One unexpected facet of the COVID-year awards season is that because so many films vacated 2020 eligibility, we’re left with a crop of almost uniformly sad ass dramas, with no big studio crowd-pleasers to alleviate the field. It’s not that the films are bad—many of them are good!—but watching nothing but sad ass dramas with no comedies or action movies or dumb blockbusters to break it up gets bleak (and it is definitely going to affect the Oscars this year). I have felt it myself, setting up ambitious editorial schedules for myself that I then cannot meet because I get too bummed out by watching a bunch of sad ass dramas in a row and need a break. So, it is with this acknowledgment of my own sad ass drama burnout in mind, that I announce: Barb and Star Go to Vista Del Mar is GODDAMN DELIGHTFUL, the most singularly absurd comedy since Step Brothers and an instant classic.
Barb and Star reunites Bridesmaids writers and long-time comedy partners Kristen Wiig and Annie Mumolo, who star as middle-aged best friends Barb (Mumolo) and Star (Wiig). The opening Midwestern-lampooning sequence calls back to Drop Dead Gorgeous, though Barb and Star is an infinitely kinder film, and Barb and Star’s “Midwest nice” is genuine—they are truly kind people, though they have become stuck in a rut. After losing their coveted jobs at Jennifer’s Convertibles and getting kicked out of “Talking Club”, Barb and Star decide it is time to shake things up, and head to Vista Del Mar, Florida, where they get entangled in a terrorist plot involving genetically modified mosquitos, a Seafood Jam, and Jamie Dornan. It’s a lot! It’s VERY dumb! But if you like Top Secret—and you should, because it is one of the greatest parodies of all time—you will dig the wacky hijinks and spot-on parodying of Florida resort culture. Also, there are song and dance numbers! Jamie Dornan does one of them! And they submitted the song “I Love Boobies” to the Oscars for consideration because not all heroes wear capes!
At heart, Barb and Star is a story of friendship, and the need for friends to stand on their own and nurture their own interests. Barb and Star are inseparable, the kind of friends who can talk constantly about anything, including going into detailed descriptions of hypothetical people just based on their names (in this case, imagining the life of a woman named “Trish”). But following the losses of their romantic partners, they have, perhaps, crossed the line into co-dependence. Their trip to Vista Del Mar becomes a chance to not only partake in a “soul douche”, but to rediscover themselves as individuals and thus refresh their friendship. The greatest comedies are those that commit to the bit AND have an underlying story grounded in real human experience, and Barb and Star is one such comedy. The talking crab named “Morgan Freemond”, the resort rando always in a Speedo, Wiig doing double duty as the villainous Sharon Gordon Fisherman, everything her henchman Yoyo says, all of it is perfectly calculated comedy, but underneath is a genuine, sweet story about the power of friendship. (It IS kind of like Bridesmaids, but off-the-chain ridiculous.)

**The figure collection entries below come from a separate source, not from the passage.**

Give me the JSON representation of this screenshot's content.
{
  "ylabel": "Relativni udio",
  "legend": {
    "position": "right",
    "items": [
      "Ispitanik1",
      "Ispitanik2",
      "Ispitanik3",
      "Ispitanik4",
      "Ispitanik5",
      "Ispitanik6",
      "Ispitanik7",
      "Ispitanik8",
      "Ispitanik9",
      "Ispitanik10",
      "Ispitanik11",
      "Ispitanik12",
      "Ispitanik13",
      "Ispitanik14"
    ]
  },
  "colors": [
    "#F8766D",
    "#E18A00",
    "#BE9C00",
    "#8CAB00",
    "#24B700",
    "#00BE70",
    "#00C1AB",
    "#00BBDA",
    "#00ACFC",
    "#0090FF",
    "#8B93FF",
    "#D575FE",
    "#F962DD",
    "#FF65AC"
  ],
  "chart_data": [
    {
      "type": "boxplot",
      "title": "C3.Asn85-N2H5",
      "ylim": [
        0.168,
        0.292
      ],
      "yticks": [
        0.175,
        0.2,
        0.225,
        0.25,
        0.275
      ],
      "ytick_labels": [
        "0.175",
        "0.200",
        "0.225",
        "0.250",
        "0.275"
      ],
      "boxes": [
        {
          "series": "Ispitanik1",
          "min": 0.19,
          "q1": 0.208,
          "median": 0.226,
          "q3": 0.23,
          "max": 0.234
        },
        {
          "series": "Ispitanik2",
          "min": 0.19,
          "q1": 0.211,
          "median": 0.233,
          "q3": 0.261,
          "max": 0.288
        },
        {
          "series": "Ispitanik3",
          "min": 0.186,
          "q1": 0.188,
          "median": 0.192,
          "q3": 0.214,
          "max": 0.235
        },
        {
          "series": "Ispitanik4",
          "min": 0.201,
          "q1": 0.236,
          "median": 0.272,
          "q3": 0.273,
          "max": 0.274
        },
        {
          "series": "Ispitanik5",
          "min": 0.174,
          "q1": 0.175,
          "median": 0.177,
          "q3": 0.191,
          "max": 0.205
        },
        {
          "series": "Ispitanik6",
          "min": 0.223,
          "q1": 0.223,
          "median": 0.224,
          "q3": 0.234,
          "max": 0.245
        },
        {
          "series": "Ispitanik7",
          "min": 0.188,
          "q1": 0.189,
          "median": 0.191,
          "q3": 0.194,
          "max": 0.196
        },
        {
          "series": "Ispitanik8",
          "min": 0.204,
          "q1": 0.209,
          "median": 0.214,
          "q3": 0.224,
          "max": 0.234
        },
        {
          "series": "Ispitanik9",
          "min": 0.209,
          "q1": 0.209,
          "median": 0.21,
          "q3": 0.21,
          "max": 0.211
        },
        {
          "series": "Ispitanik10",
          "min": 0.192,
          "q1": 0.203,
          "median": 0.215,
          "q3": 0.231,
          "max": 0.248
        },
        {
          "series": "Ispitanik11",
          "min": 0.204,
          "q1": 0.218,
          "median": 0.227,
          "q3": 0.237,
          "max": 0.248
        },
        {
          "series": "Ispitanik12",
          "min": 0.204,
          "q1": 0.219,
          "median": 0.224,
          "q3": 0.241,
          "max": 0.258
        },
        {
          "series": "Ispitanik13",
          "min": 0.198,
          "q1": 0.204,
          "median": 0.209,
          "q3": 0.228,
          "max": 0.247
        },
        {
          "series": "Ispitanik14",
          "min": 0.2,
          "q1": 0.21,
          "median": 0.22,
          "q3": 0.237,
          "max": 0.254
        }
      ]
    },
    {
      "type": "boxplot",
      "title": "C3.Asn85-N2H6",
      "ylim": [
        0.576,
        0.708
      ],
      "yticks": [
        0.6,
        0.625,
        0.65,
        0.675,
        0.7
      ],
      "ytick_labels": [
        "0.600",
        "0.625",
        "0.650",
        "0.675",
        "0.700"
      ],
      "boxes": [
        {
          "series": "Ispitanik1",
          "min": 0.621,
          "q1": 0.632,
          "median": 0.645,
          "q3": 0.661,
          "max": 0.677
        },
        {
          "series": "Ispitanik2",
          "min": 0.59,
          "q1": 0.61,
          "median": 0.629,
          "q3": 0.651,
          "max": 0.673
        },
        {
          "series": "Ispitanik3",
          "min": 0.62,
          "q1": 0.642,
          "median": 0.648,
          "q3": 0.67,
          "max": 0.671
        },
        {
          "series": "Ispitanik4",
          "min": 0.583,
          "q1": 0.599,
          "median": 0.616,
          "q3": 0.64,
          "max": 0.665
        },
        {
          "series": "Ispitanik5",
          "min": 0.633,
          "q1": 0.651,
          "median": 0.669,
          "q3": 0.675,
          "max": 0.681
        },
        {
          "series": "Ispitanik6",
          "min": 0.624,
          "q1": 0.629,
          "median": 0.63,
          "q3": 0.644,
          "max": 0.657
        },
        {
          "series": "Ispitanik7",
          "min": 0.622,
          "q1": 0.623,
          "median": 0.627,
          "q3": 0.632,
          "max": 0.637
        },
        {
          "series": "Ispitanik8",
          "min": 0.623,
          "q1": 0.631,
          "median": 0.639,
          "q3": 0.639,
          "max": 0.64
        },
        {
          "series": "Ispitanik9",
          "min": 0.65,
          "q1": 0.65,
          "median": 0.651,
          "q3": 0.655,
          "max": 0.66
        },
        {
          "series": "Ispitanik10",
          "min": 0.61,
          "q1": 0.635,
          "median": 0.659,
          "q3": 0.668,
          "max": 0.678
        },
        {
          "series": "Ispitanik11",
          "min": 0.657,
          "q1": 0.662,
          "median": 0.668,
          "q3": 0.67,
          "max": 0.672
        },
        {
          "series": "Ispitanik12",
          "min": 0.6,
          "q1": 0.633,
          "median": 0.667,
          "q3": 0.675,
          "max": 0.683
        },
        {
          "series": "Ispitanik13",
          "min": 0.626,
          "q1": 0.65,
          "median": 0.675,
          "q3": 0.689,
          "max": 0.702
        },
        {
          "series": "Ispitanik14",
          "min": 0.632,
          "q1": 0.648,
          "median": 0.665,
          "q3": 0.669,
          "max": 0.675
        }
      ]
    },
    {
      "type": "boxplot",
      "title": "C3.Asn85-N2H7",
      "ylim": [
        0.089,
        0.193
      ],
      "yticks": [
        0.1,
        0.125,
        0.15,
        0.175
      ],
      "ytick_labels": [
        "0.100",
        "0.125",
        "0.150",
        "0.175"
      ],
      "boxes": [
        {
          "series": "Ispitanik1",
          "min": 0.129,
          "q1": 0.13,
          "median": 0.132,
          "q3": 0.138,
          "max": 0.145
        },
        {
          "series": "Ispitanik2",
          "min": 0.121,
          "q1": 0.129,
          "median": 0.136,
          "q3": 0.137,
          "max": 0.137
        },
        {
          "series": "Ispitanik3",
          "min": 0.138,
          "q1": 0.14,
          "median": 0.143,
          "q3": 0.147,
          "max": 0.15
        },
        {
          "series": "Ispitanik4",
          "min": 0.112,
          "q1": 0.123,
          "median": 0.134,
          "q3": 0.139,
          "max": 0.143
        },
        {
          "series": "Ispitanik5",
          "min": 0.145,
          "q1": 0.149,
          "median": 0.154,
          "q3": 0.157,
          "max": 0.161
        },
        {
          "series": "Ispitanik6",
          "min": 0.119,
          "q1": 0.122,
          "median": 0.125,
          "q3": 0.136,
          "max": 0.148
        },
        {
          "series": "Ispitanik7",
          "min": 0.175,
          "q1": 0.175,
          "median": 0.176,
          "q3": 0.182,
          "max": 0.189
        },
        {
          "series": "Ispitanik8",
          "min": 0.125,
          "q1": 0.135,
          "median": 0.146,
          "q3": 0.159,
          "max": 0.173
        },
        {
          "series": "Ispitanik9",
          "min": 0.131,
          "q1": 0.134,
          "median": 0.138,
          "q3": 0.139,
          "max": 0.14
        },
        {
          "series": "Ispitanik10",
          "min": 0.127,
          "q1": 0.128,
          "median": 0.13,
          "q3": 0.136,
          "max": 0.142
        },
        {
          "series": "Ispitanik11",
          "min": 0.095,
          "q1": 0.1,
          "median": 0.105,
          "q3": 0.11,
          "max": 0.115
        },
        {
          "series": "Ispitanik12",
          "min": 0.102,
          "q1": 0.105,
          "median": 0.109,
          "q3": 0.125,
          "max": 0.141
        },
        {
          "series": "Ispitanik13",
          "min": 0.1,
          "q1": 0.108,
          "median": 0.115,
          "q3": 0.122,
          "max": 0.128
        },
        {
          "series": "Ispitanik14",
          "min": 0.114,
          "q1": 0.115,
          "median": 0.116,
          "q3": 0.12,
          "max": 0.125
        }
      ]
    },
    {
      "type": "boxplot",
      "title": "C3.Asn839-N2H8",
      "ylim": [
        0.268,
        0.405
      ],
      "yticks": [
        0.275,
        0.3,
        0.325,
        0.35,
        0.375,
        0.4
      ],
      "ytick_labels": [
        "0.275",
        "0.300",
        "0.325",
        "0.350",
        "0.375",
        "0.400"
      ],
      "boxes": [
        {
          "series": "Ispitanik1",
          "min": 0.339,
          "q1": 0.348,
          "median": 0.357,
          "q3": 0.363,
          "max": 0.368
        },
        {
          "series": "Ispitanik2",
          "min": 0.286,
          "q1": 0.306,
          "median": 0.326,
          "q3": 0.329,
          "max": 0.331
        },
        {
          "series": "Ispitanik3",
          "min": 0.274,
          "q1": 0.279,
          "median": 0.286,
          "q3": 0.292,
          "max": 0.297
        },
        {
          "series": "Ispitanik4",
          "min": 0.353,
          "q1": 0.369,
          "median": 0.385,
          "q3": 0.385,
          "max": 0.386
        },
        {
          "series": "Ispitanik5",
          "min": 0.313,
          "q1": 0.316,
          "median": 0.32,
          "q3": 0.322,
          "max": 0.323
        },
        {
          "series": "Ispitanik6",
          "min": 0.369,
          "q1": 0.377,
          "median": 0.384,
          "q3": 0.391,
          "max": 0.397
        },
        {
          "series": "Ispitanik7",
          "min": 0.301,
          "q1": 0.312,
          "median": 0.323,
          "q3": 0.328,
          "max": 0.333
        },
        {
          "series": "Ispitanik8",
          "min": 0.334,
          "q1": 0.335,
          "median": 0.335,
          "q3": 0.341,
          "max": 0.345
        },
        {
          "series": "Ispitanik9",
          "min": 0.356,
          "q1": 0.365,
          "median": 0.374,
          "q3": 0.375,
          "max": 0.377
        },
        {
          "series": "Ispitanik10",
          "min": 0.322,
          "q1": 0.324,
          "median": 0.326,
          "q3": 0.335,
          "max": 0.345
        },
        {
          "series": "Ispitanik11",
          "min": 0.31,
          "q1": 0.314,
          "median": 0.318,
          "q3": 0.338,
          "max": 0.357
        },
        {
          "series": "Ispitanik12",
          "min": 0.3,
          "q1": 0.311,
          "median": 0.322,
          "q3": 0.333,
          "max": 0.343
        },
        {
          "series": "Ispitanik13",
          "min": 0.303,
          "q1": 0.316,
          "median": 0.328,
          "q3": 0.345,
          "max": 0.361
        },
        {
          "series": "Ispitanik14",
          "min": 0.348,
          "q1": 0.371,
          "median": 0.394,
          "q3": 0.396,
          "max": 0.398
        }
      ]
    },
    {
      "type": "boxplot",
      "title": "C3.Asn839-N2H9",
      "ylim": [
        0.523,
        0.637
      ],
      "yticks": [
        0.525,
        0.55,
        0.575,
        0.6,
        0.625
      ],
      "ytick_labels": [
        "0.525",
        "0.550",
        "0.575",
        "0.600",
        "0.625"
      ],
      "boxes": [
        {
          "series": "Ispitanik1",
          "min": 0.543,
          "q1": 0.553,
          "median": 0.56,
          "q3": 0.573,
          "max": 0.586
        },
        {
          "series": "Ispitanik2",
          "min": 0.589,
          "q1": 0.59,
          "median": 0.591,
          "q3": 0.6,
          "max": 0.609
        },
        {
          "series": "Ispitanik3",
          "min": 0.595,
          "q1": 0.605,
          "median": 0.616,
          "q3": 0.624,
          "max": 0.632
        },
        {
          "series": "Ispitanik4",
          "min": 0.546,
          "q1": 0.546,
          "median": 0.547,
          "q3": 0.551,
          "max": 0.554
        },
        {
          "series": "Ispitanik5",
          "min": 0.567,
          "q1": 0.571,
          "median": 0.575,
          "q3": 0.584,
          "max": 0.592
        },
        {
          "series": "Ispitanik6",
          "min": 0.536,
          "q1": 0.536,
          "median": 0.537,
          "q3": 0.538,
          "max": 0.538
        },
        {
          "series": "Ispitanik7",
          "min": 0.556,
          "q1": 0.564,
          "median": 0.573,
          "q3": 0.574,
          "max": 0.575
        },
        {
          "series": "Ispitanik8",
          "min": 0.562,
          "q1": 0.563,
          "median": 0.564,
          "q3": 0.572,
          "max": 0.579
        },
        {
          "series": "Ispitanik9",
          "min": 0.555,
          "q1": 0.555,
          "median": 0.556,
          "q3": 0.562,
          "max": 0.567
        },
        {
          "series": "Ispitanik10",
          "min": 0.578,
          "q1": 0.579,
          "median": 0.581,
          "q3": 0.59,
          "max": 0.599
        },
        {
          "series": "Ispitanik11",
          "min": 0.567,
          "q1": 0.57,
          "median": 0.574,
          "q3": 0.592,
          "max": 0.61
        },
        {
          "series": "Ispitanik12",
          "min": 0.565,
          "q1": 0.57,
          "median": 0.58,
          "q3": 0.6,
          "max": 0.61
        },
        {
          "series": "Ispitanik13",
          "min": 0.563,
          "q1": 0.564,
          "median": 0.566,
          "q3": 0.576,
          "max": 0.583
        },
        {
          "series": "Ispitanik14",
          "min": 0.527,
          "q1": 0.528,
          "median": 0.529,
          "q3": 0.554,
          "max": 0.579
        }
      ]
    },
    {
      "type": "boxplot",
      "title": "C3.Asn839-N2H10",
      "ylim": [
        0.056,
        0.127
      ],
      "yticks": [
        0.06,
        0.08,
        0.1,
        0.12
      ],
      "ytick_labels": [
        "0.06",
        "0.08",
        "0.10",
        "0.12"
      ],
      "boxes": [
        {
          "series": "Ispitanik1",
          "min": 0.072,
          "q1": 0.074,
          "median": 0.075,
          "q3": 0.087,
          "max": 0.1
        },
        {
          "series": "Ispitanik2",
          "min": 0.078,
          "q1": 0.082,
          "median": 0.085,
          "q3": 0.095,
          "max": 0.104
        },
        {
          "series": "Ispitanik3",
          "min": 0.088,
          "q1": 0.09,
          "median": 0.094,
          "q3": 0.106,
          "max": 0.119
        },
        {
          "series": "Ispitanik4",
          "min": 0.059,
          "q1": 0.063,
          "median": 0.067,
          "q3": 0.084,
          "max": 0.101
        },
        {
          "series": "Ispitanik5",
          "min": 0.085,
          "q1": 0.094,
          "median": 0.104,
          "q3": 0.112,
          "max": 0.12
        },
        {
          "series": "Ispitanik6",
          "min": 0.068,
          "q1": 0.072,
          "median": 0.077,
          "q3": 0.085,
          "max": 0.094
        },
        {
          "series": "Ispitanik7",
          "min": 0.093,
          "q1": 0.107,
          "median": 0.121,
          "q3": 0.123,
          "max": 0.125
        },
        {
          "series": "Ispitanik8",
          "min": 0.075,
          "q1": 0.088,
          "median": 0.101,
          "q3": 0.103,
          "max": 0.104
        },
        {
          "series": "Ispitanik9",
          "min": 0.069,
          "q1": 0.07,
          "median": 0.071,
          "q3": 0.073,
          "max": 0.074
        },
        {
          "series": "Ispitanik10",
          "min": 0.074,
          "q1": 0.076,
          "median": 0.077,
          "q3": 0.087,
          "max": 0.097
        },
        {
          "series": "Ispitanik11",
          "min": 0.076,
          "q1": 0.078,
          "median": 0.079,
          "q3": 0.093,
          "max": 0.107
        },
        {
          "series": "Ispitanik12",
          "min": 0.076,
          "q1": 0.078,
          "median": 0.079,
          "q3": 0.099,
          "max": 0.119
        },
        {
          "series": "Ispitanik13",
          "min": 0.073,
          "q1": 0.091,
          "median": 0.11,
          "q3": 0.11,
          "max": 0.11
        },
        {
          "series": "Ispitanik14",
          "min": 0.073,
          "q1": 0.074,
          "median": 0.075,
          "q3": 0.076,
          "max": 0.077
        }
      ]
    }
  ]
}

The film is perfectly cast from top to bottom, with comedy all-stars like Phyllis Smith, Wendi McLendon-Covey, Vanessa Bayer, and Damon Wayans, Jr. popping up in small roles and crushing every line, and Reyn Doi is an absolute delight as Yoyo, Sharon Gordon Fisherman’s pint-sized henchman. But it is Jamie Dornan who emerges as the MVP. Giving the single most committed performance of his career, Dornan steals the show as Sharon Gordon Fisherman’s frustrated co-conspirator, Edgar. He sings, he dances, he falls in love—if Dornan had shown this much commitment in Fifty Shades, those movies still would have been bad, but we might have had a better opinion of his acting. He plays a perfect himbo, and I cannot stress enough how much I NEEDED Jamie Dornan dancing unabashed on a beach while singing a power ballad about falling in love. It’s a transformative performance that ought to have everyone reconsidering him as an actor, his range and what he can do on screen.
Would I have enjoyed this film as much if I wasn’t burnt out on sad ass dramas? Probably! But I DEFINITELY enjoyed it MORE because I AM burnt out on sad ass dramas, and if you’re feeling any kind of burnout right now, it’s just the balm for you, too. Barb and Star is destined to have the kind of fanatic following of films like Drop Dead Gorgeous, Zoolander, and Step Brothers, and it’s bound to be a much-quoted classic in the years to come. It arrives at the perfect moment to provide relief from all the sad ass dramas, but more than that, it’s one of those comedies that gives you exactly what you didn’t know you needed. A kitsch-skewering, pastel-colored, friendship-celebrating absurdist parody with a surprise comedy turn from Jamie Dornan IS the film we need right now.
Barb and Star Go to Vista Del Mar is now available on demand on all digital platforms.